Quinta, 5.
São às centenas os idosos forçados a
deixar as suas casas ao abrigo da lei de arrendamento trabalhada pela rainha das
mães, Assunção Cristas. Uma pergunta indiscreta: quantos prédios e andares
possui a dita senhora em Lisboa? Seria interessante saber-se. Eu podia adiantar
um número.
- O cuco já chegou. De tarde pôs-se a saudar-me inundando o espaço com o
seu cântico ininterrupto. O Verão não tarda.

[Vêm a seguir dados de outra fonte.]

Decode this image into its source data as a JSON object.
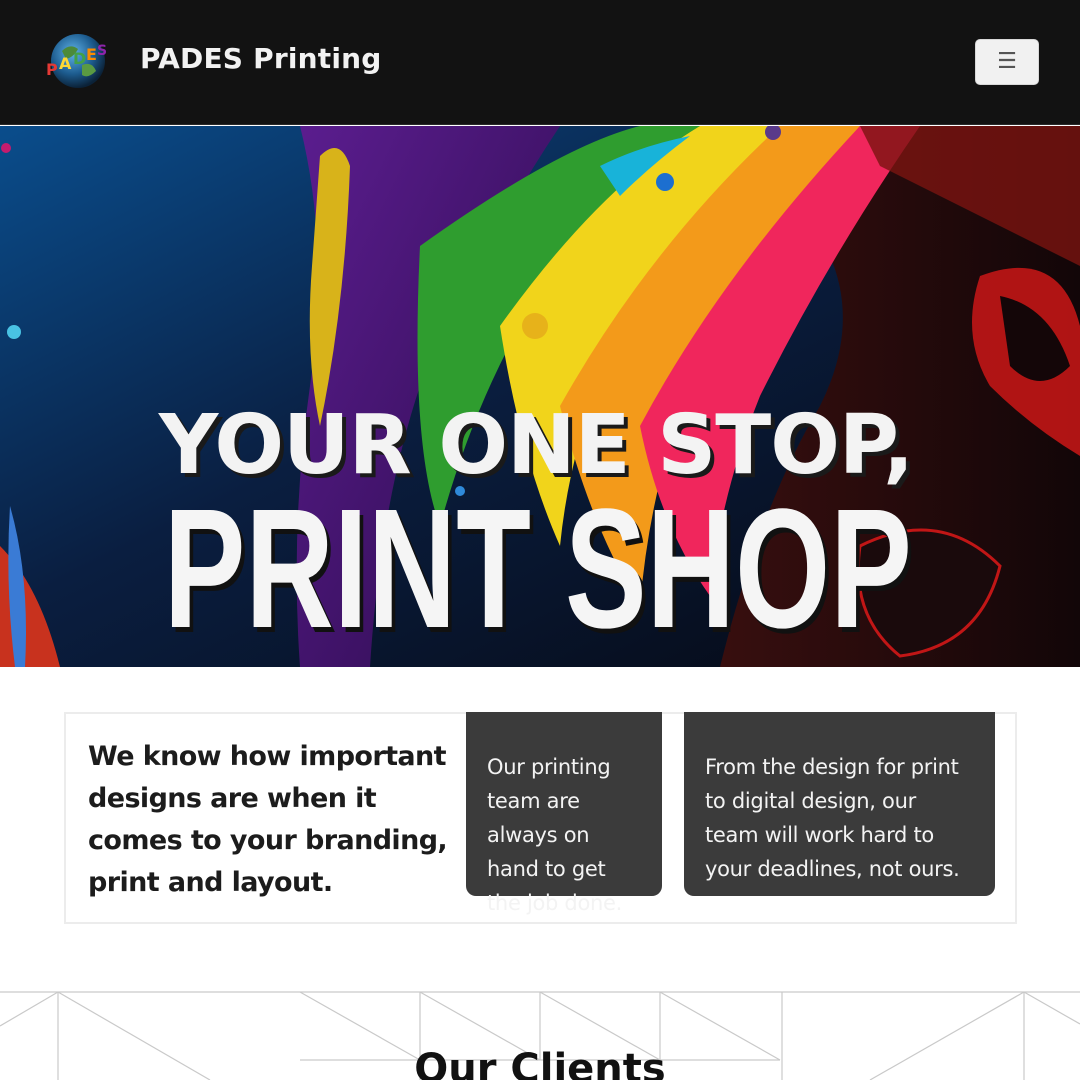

- Todavia, é já a Primavera que se achega. As árvores estão todas
floridas, as plantas rebentam de cor, todo o vasto espaço toma os aromas dos
frutos e das flores. Esta altura do ano é a mais robusta, transmitindo-nos
alegria e vontade de viver, força e criatividade. O céu dá de quando em vez um
ar de Verão com laivos quentes a estenderem-se no largo lençol azulado que nos
cobre de infinita serenidade. Até o silêncio parece espargir a doce e terna
sensação de nos cobrir sob o seu manto benfazejo. Um verde intenso cobre todos
os lugares e convida a colónia de formigas, répteis, coelhos a estenderem-se
felizes ao sol das pradarias tumulares onde os desaparecidos se associam num
cântico irmanado entre vivos e mortos. Como se a memória desta Primavera
repolhuda, não fosse mais do que a continuação de outras quando na terra todos
os seres humanos viviam à sombra de uma tardia eternidade.